2. Literature review
2.6 Socket pressure measurement techniques
2.6.6 Finite element analysis
Finite element analysis (FEA) as an alternative to experimental measurement of socket interface pressures had become a practical possibility by the late 1980s. FEA modelling relies on the creation of a model of the prosthesis/residuum system from mathematical elements with estimated interactions and material properties: by applying external loads to the system, the distribution of forces at particular points of interest can be estimated. The socket is often modelled as a rigid boundary (in comparison to the more pliant soft tissues), liners modelled as boundary elements as linear springs and so on. By modifying the
application of external loads and the precise construction of the system model, many behaviours and conditions can be evaluated.
The earliest work in transtibial amputees was published in 1987 (Childress and Schnur 1987; Steege et al. 1987a; Steege et al. 1987b). 3D models of residual limbs were produced based on CT scans in three participants, and a parametric study of effective stiffness of the tissue and liner components was undertaken.
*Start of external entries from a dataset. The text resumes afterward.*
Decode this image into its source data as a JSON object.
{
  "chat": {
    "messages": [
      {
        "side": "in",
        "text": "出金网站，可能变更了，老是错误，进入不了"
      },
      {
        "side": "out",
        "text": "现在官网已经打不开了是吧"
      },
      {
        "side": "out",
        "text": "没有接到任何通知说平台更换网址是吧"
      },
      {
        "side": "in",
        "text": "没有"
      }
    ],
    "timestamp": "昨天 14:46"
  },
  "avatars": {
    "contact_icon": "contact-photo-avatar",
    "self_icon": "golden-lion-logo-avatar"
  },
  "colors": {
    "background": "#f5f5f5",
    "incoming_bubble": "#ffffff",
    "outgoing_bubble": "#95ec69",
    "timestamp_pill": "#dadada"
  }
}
Results were validated against a strain gauge diaphragm transducer; however detailed results were not presented at this stage.
Quesada and Skinner (1991) described a model of a below knee prosthesis capable of assessing normal and shear stresses on the residuum during a simulated heelstrike loading condition. The authors noted that clinically relevant changes in limb loading could be obtained by modifying the construction of the prosthesis materials.
Contemporaneous research (Silver-Thorn et al. 1992; Steege et al. 1992) used a modified model to measure different applications of medial-lateral force, flexion-extension moment and loading modification via prosthesis alignment. This information was used in a proposal for a socket design procedure utilising the results of these studies as part of a CAD-CAM system.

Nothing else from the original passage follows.